10.1 If we become aware of a personal-data breach or a reportable cyber incident, we follow our incident-response runbook, which operates on two clocks:

  • CERT-In (in force now): report qualifying cyber incidents to CERT-In within 6 hours of noticing them, under the CERT-In Directions 2022.
  • DPDP Data Protection Board (from full enforcement, expected 13 May 2027): notify the Board and affected Data Principals of a personal-data breach in the manner and timeframe the DPDP Rules require.

10.2 Where we act as Processor for a Firm's client data, we notify the Firm of a breach without undue delay so the Firm can meet its own obligations, as set out in the LPMS DPA.

10.3 Our breach notice to you will describe, to the extent known, the nature of the breach, the data affected, the likely consequences, and the steps we are taking and you can take.

11. Consent Manager readiness

11.1 The DPDP Act contemplates registered Consent Managers through which Data Principals may give, manage and withdraw consent. As the ecosystem and DPDP Rules mature, we intend to make the Platform interoperable with a registered Consent Manager, so that your consents (including client consent to Reminders) can be managed through it. Until then, consent is captured and withdrawable within the Platform as described in this Policy.

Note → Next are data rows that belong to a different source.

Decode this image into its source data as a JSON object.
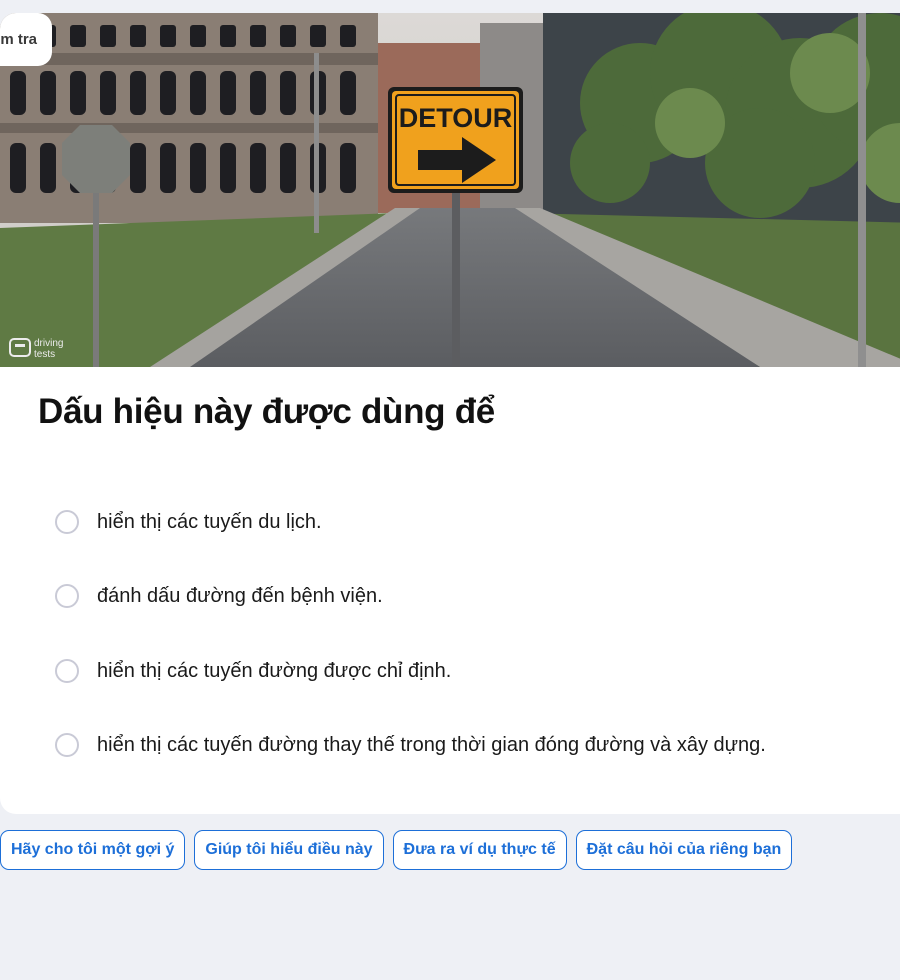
{
  "badge": {
    "label": "m tra"
  },
  "scene": {
    "sign_text": "DETOUR",
    "watermark_line1": "driving",
    "watermark_line2": "tests"
  },
  "question": {
    "title": "Dấu hiệu này được dùng để"
  },
  "options": [
    {
      "label": "hiển thị các tuyến du lịch."
    },
    {
      "label": "đánh dấu đường đến bệnh viện."
    },
    {
      "label": "hiển thị các tuyến đường được chỉ định."
    },
    {
      "label": "hiển thị các tuyến đường thay thế trong thời gian đóng đường và xây dựng."
    }
  ],
  "chips": [
    {
      "label": "Hãy cho tôi một gợi ý"
    },
    {
      "label": "Giúp tôi hiểu điều này"
    },
    {
      "label": "Đưa ra ví dụ thực tế"
    },
    {
      "label": "Đặt câu hỏi của riêng bạn"
    }
  ],
  "colors": {
    "accent": "#1d6fd8",
    "background": "#eef0f5",
    "sign_orange": "#f0a11d"
  }
}
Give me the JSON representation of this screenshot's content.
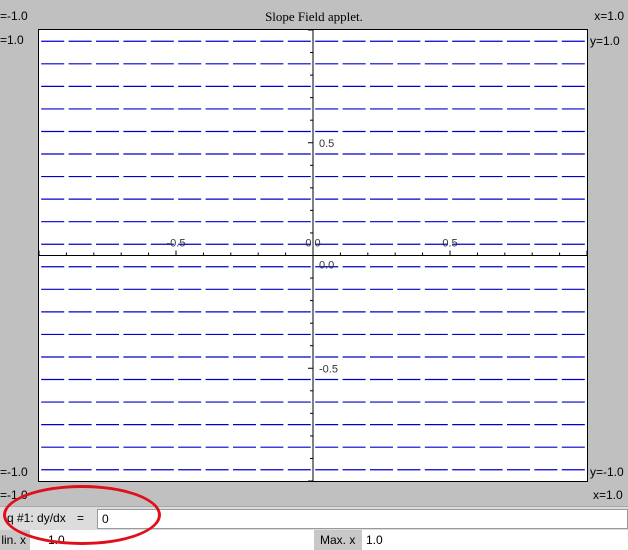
{
  "applet": {
    "title": "Slope Field applet.",
    "corner_top_left": "=-1.0",
    "corner_top_right": "x=1.0",
    "left_top_y": "=1.0",
    "right_top_y": "y=1.0",
    "left_bottom_y": "=-1.0",
    "right_bottom_y": "y=-1.0",
    "corner_bottom_left": "=-1.0",
    "corner_bottom_right": "x=1.0"
  },
  "equation": {
    "label": "q #1: dy/dx",
    "equals": "=",
    "value": "0"
  },
  "range": {
    "min_x_label": "lin. x",
    "min_x_value": "-1.0",
    "max_x_label": "Max. x",
    "max_x_value": "1.0"
  },
  "chart_data": {
    "type": "slope-field",
    "equation": "dy/dx = 0",
    "xlim": [
      -1.0,
      1.0
    ],
    "ylim": [
      -1.0,
      1.0
    ],
    "grid_cols": 20,
    "grid_rows": 20,
    "slope": 0,
    "segment_color": "#0000cc",
    "x_tick_labels": [
      "-0.5",
      "0.0",
      "0.5"
    ],
    "y_tick_labels": [
      "0.5",
      "0.0",
      "-0.5"
    ]
  },
  "colors": {
    "background": "#c0c0c0",
    "plot": "#ffffff",
    "segments": "#0000cc",
    "annotation": "#e0101a"
  }
}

12. Grievances and contact

12.1 If you have a question, request, or grievance about your personal data, contact our Grievance Officer:

  • Grievance Officer: [GRIEVANCE OFFICER NAME]
  • Email: [CONTACT EMAIL]
  • Post: [POSTAL ADDRESS]
  • WhatsApp: [WHATSAPP NUMBER]

12.2 We will acknowledge your grievance and respond within a reasonable period, and in any event within the timeframe required by the DPDP Rules once in force. If you are not satisfied with our response, you may escalate to the Data Protection Board of India once it is operational.

13. Children's data

13.1 The Platform is intended for practising advocates, their staff, and the Firm's adult clients. It is not directed at, and we do not knowingly collect personal data of, individuals under 18 (children).

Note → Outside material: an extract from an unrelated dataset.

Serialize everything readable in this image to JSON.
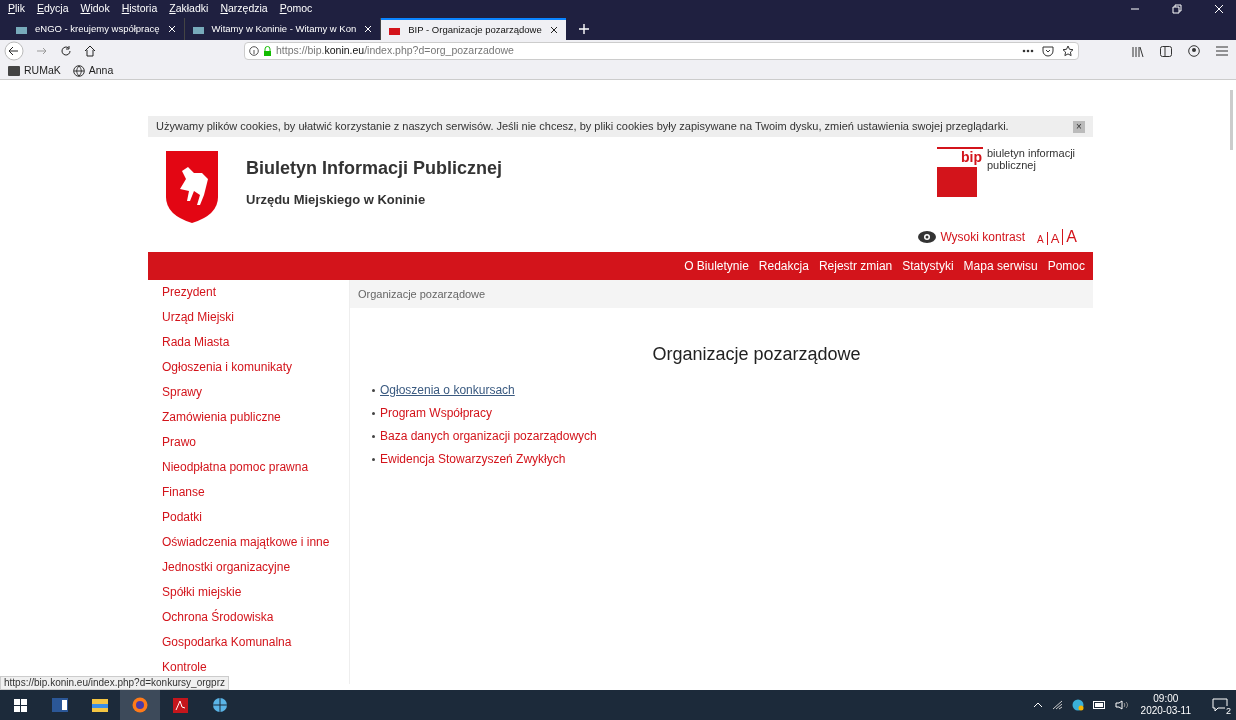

13.2 Firms must not enter a child's personal data as a "client" without the verifiable consent of a parent or lawful guardian as the DPDP Act requires, and must not enable Reminders to a child's phone number. If we learn we have inadvertently collected a child's data without the required consent, we will delete it.

14. Changes to this Policy

14.1 We may update this Policy. The version and date at the top change with each update, and the version code is recorded against your account at signup and on material updates.

14.2 For material changes affecting your rights or how we use your data, we will give notice within the Platform or by email before the change takes effect, and — where the law requires it — seek fresh consent.


End of Privacy Policy (v1.0-2026-07-08, DRAFT). This document requires review by a qualified Indian advocate before public launch, and every factual claim above must be verified true in the shipped system before publication.